Module google/‌imagenet/‌mobilenet_v2_050_96/‌classification/1

Imagenet (ILSVRC-2012-CLS) classification with MobileNet V2 (depth multiplier 0.50).

Module URL: https://tfhub.dev/google/imagenet/mobilenet_v2_050_96/classification/1

Overview

MobileNet V2 is a family of neural network architectures for efficient on-device image classification and related tasks, originally published by

Mobilenets come in various sizes controlled by a multiplier for the depth (number of features) in the convolutional layers. They can also be trained for various sizes of input images to control inference speed.

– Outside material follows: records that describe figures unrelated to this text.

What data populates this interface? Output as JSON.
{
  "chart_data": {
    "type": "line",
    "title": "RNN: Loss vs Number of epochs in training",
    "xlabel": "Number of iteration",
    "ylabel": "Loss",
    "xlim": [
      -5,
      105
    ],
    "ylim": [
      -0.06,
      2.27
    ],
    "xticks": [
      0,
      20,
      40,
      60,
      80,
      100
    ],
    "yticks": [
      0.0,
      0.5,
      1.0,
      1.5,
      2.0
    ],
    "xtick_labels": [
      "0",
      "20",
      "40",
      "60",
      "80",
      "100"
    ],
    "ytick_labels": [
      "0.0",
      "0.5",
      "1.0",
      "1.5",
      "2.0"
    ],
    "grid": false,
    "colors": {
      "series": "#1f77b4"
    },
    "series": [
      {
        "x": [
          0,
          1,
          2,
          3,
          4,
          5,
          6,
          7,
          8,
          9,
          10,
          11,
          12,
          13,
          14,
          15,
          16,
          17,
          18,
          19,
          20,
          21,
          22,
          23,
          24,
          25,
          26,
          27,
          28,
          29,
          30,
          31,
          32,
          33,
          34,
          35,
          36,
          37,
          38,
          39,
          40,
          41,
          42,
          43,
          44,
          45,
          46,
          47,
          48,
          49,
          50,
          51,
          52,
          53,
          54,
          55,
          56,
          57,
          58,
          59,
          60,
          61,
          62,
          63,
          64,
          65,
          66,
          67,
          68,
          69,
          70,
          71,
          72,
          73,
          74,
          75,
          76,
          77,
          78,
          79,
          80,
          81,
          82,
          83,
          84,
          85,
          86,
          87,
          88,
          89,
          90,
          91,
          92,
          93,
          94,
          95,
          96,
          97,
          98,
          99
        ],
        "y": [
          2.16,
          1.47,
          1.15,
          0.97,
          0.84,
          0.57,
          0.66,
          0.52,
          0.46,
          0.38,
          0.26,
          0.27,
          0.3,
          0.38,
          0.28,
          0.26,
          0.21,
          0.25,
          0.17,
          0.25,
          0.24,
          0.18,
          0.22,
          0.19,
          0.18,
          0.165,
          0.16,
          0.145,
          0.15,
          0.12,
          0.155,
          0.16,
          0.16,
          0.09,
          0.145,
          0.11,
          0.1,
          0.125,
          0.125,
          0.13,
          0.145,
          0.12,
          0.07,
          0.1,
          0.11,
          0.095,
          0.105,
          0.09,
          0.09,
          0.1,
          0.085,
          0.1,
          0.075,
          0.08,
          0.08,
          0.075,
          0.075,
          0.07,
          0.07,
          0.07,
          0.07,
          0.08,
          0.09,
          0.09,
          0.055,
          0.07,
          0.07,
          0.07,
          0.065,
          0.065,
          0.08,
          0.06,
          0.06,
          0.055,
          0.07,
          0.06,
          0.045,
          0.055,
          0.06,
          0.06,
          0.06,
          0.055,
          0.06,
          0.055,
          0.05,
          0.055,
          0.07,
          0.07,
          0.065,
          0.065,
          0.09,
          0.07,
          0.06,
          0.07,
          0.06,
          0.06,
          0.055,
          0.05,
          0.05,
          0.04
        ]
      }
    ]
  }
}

This TF-Hub module uses the TF-Slim implementation of mobilenet_v2 with a depth multiplier of 0.5 and an input size of 96x96 pixels. This implementation of Mobilenet V2 rounds feature depths to multiples of 8 (an optimization not described in the paper). Depth multipliers less than 1.0 are not applied to the last convolutional layer (from which the module takes the image feature vector).

The module contains a trained instance of the network, packaged to do the image classification that the network was trained on. If you merely want to transform images into feature vectors, use module google/imagenet/mobilenet_v2_050_96/feature_vector/1 instead, and save the space occupied by the classification layer.

Training

The checkpoint exported into this module was mobilenet_v2_0.5_96/mobilenet_v2_0.5_96.ckpt downloaded from MobileNet V2 pre-trained models. Its weights were originally obtained by training on the ILSVRC-2012-CLS dataset for image classification ("Imagenet").

Usage

This module implements the common signature for image classification. It can be used like

module = hub.Module("https://tfhub.dev/google/imagenet/mobilenet_v2_050_96/classification/1")
height, width = hub.get_expected_image_size(module)
images = ...  # A batch of images with shape [batch_size, height, width, 3].
logits = module(images)  # Logits with shape [batch_size, num_classes].

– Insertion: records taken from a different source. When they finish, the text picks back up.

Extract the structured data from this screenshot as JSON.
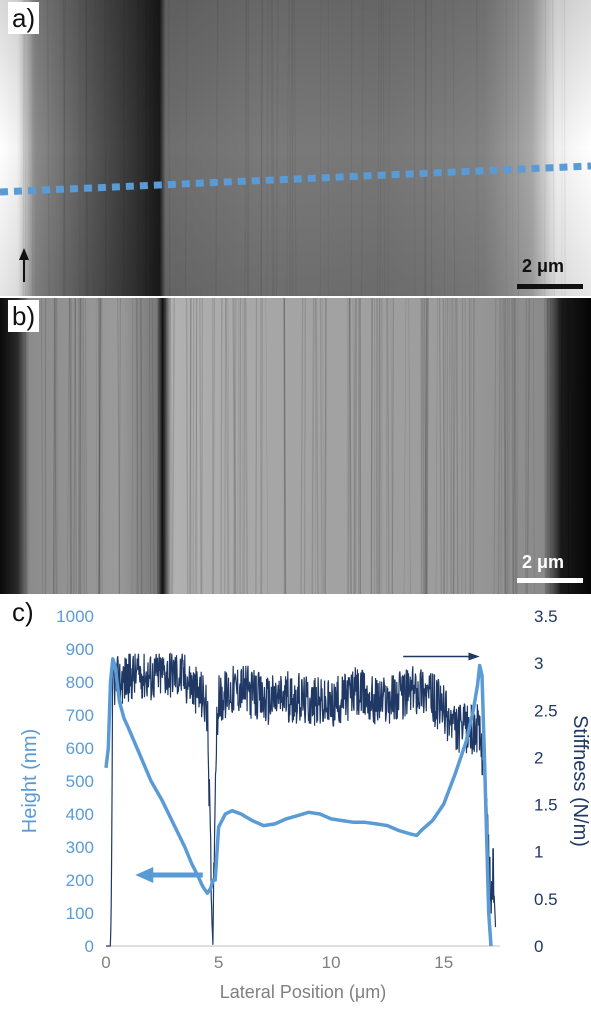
{
  "panels": {
    "a": {
      "label": "a)",
      "scale_bar": "2 μm"
    },
    "b": {
      "label": "b)",
      "scale_bar": "2 μm"
    },
    "c": {
      "label": "c)"
    }
  },
  "colors": {
    "height": "#5b9bd5",
    "stiffness": "#1f3864",
    "axis_text": "#7f7f7f"
  },
  "chart_data": {
    "type": "line",
    "xlabel": "Lateral Position (μm)",
    "ylabel_left": "Height (nm)",
    "ylabel_right": "Stiffness (N/m)",
    "xlim": [
      0,
      17.5
    ],
    "ylim_left": [
      0,
      1000
    ],
    "ylim_right": [
      0,
      3.5
    ],
    "x_ticks": [
      0,
      5,
      10,
      15
    ],
    "y_ticks_left": [
      0,
      100,
      200,
      300,
      400,
      500,
      600,
      700,
      800,
      900,
      1000
    ],
    "y_ticks_right": [
      0,
      0.5,
      1,
      1.5,
      2,
      2.5,
      3,
      3.5
    ],
    "grid": false,
    "series": [
      {
        "axis": "left",
        "x": [
          0,
          0.1,
          0.2,
          0.3,
          0.4,
          0.6,
          0.8,
          1.0,
          1.5,
          2.0,
          2.5,
          3.0,
          3.5,
          3.8,
          4.1,
          4.3,
          4.5,
          4.65,
          4.75,
          4.85,
          5.0,
          5.3,
          5.6,
          6.0,
          6.5,
          7.0,
          7.5,
          8.0,
          8.5,
          9.0,
          9.5,
          10.0,
          10.5,
          11.0,
          11.5,
          12.0,
          12.5,
          13.0,
          13.5,
          13.8,
          14.0,
          14.5,
          15.0,
          15.5,
          16.0,
          16.3,
          16.5,
          16.6,
          16.7,
          16.8,
          17.0,
          17.1
        ],
        "y": [
          540,
          600,
          800,
          870,
          850,
          740,
          690,
          660,
          580,
          500,
          440,
          370,
          300,
          250,
          210,
          180,
          160,
          175,
          200,
          200,
          360,
          400,
          410,
          400,
          380,
          365,
          370,
          385,
          395,
          405,
          400,
          385,
          380,
          375,
          375,
          370,
          365,
          350,
          340,
          335,
          350,
          380,
          430,
          520,
          620,
          710,
          790,
          850,
          820,
          600,
          100,
          0
        ]
      },
      {
        "axis": "right",
        "x": [
          0,
          0.2,
          0.25,
          0.3,
          0.35,
          0.5,
          1.0,
          1.5,
          2.0,
          2.5,
          3.0,
          3.5,
          4.0,
          4.3,
          4.5,
          4.6,
          4.7,
          4.75,
          4.8,
          4.9,
          5.0,
          5.5,
          6.0,
          7.0,
          8.0,
          9.0,
          10.0,
          11.0,
          12.0,
          13.0,
          14.0,
          15.0,
          15.5,
          16.0,
          16.5,
          16.8,
          17.0,
          17.1,
          17.2,
          17.3
        ],
        "y": [
          0,
          0,
          0.7,
          2.9,
          2.8,
          2.8,
          2.85,
          2.9,
          2.85,
          2.9,
          2.9,
          2.85,
          2.7,
          2.65,
          2.5,
          1.5,
          0.3,
          0,
          1.0,
          2.3,
          2.6,
          2.7,
          2.75,
          2.6,
          2.65,
          2.6,
          2.55,
          2.7,
          2.6,
          2.65,
          2.75,
          2.5,
          2.3,
          2.3,
          2.3,
          2.0,
          1.0,
          0.5,
          0.8,
          0.2
        ]
      }
    ],
    "annotations": [
      {
        "type": "arrow",
        "direction": "left",
        "meaning": "height axis"
      },
      {
        "type": "arrow",
        "direction": "right",
        "meaning": "stiffness axis"
      }
    ]
  }
}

...or using the signature name image_classification. The indices into logits are the num_classes = 1001 classes of the classification from the original training (see above).

This module can also be used to compute image feature vectors, using the signature name image_feature_vector.

For this module, the size of the input image is fixed to height x width = 96 x 96 pixels. The input images are expected to have color values in the range [0,1], following the common image input conventions.

Fine-tuning

In principle, consumers of this module can fine-tune it. However, fine-tuning through a large classification might be prone to overfit.

Fine-tuning requires importing the graph version with tag set {"train"} in order to operate batch normalization in training mode.